Our data will be of clinical relevance to clinicians treating children with CLD and to their parents, not only the parents of live-born children who were unaware of their child’s defect prior to delivery, but also the parents who know they are expecting a child with a CLD. The latter group is becoming more and more significant with all the possibilities for information now offered by prenatal diagnostics.
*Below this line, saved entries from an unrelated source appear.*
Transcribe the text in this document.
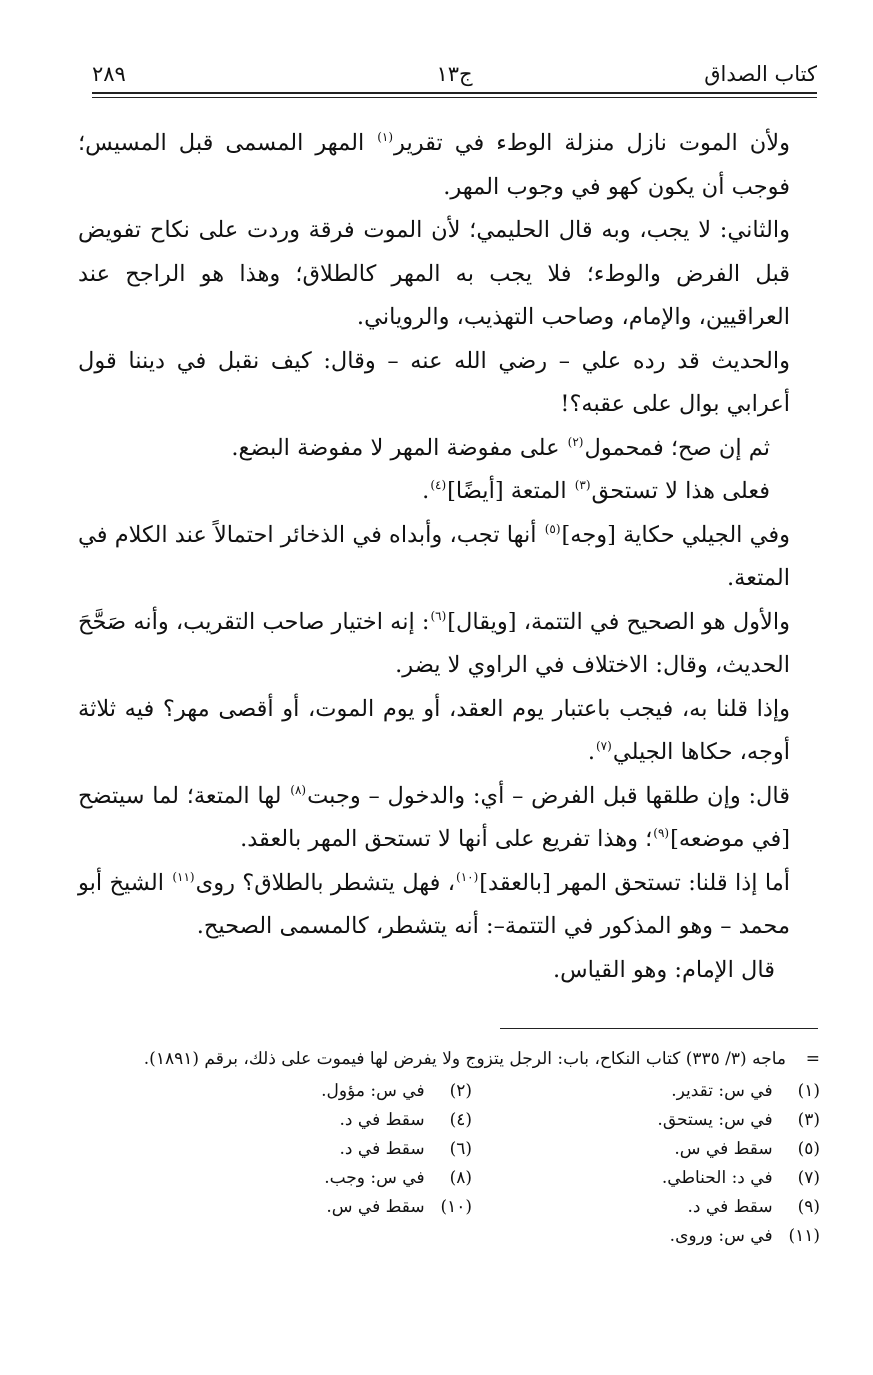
كتاب الصداق
ج١٣
٢٨٩

ولأن الموت نازل منزلة الوطء في تقرير$^{(١)}$ المهر المسمى قبل المسيس؛ فوجب أن يكون كهو في وجوب المهر.

والثاني: لا يجب، وبه قال الحليمي؛ لأن الموت فرقة وردت على نكاح تفويض قبل الفرض والوطء؛ فلا يجب به المهر كالطلاق؛ وهذا هو الراجح عند العراقيين، والإمام، وصاحب التهذيب، والروياني.

والحديث قد رده علي – رضي الله عنه – وقال: كيف نقبل في ديننا قول أعرابي بوال على عقبه؟!

ثم إن صح؛ فمحمول$^{(٢)}$ على مفوضة المهر لا مفوضة البضع.

فعلى هذا لا تستحق$^{(٣)}$ المتعة [أيضًا]$^{(٤)}$.

وفي الجيلي حكاية [وجه]$^{(٥)}$ أنها تجب، وأبداه في الذخائر احتمالاً عند الكلام في المتعة.

والأول هو الصحيح في التتمة، [ويقال]$^{(٦)}$: إنه اختيار صاحب التقريب، وأنه صَحَّحَ الحديث، وقال: الاختلاف في الراوي لا يضر.

وإذا قلنا به، فيجب باعتبار يوم العقد، أو يوم الموت، أو أقصى مهر؟ فيه ثلاثة أوجه، حكاها الجيلي$^{(٧)}$.

قال: وإن طلقها قبل الفرض – أي: والدخول – وجبت$^{(٨)}$ لها المتعة؛ لما سيتضح [في موضعه]$^{(٩)}$؛ وهذا تفريع على أنها لا تستحق المهر بالعقد.

أما إذا قلنا: تستحق المهر [بالعقد]$^{(١٠)}$، فهل يتشطر بالطلاق؟ روى$^{(١١)}$ الشيخ أبو محمد – وهو المذكور في التتمة–: أنه يتشطر، كالمسمى الصحيح.

قال الإمام: وهو القياس.

=
ماجه (٣/ ٣٣٥) كتاب النكاح، باب: الرجل يتزوج ولا يفرض لها فيموت على ذلك، برقم (١٨٩١).
(١) في س: تقدير.
(٣) في س: يستحق.
(٥) سقط في س.
(٧) في د: الحناطي.
(٩) سقط في د.
(١١) في س: وروى.
(٢) في س: مؤول.
(٤) سقط في د.
(٦) سقط في د.
(٨) في س: وجب.
(١٠) سقط في س.
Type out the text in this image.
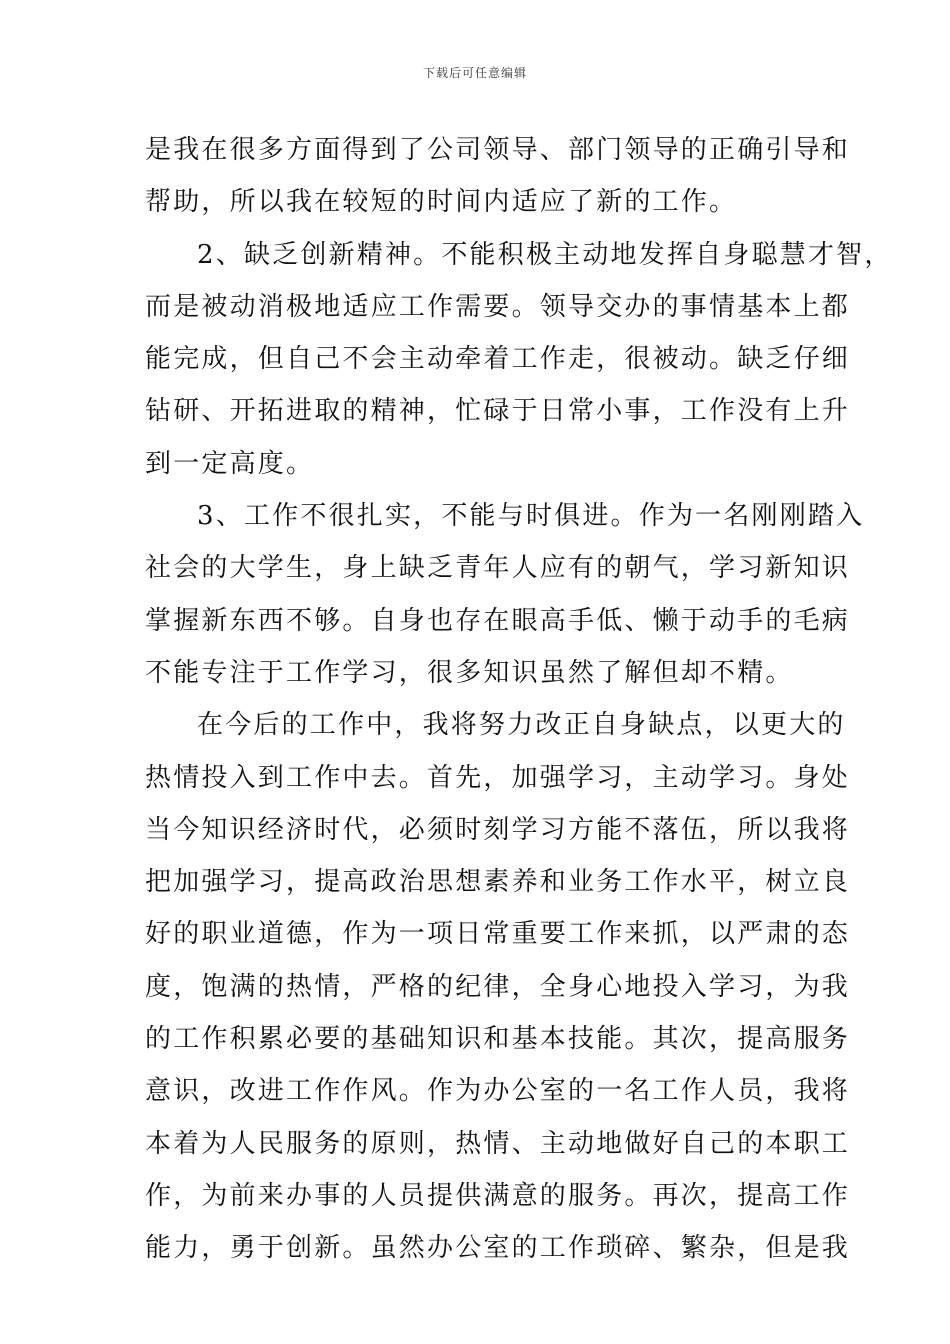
下载后可任意编辑
是我在很多方面得到了公司领导、部门领导的正确引导和
帮助，所以我在较短的时间内适应了新的工作。
2、缺乏创新精神。不能积极主动地发挥自身聪慧才智，
而是被动消极地适应工作需要。领导交办的事情基本上都
能完成，但自己不会主动牵着工作走，很被动。缺乏仔细
钻研、开拓进取的精神，忙碌于日常小事，工作没有上升
到一定高度。
3、工作不很扎实，不能与时俱进。作为一名刚刚踏入
社会的大学生，身上缺乏青年人应有的朝气，学习新知识
掌握新东西不够。自身也存在眼高手低、懒于动手的毛病
不能专注于工作学习，很多知识虽然了解但却不精。
在今后的工作中，我将努力改正自身缺点，以更大的
热情投入到工作中去。首先，加强学习，主动学习。身处
当今知识经济时代，必须时刻学习方能不落伍，所以我将
把加强学习，提高政治思想素养和业务工作水平，树立良
好的职业道德，作为一项日常重要工作来抓，以严肃的态
度，饱满的热情，严格的纪律，全身心地投入学习，为我
的工作积累必要的基础知识和基本技能。其次，提高服务
意识，改进工作作风。作为办公室的一名工作人员，我将
本着为人民服务的原则，热情、主动地做好自己的本职工
作，为前来办事的人员提供满意的服务。再次，提高工作
能力，勇于创新。虽然办公室的工作琐碎、繁杂，但是我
A limitation of our study may be the relatively small number of children with MCA included in the analysis for associations. The response rate for the parental consent for the registration of their child is fairly high (80%). Nevertheless, we cannot exclude the fact that underestimation of the true BP of CLD may have occurred. This type of underestimation, due to the voluntary participation of parents or notifying sources, is also likely to be present in other birth defects registries (e.g., Tuscany and Emilia-Romagna, Italy; Paris, France; United Kingdom; Austria; Switzerland; Spain) [28]. A further limitation may be the classification system used. Although there are several classifications of CLD [1, 40, 41] available, they all pose difficulties. The International Federation of Societies for Surgery of the Hand has adopted the morphological classification of Swanson et al. [40]. However, this classification for CLD has not been accepted by all surgeons [14], and difficulties based on this classification have been reported [20]. Furthermore, Swanson’s classification is a more morphological classification, and does not conform to the aim of our study, which was to provide a descriptive overview of CLD. Stoll et al. [42] proposed a purely descriptive classification of CLD, which complied with the purposes of this article. However, Stoll et al.’s classification did not allow for CLD that were included in the “other CLD” category (e.g. arthrogryposis). We therefore used a classification based on ICD-9 and ICD-10 [29, 30].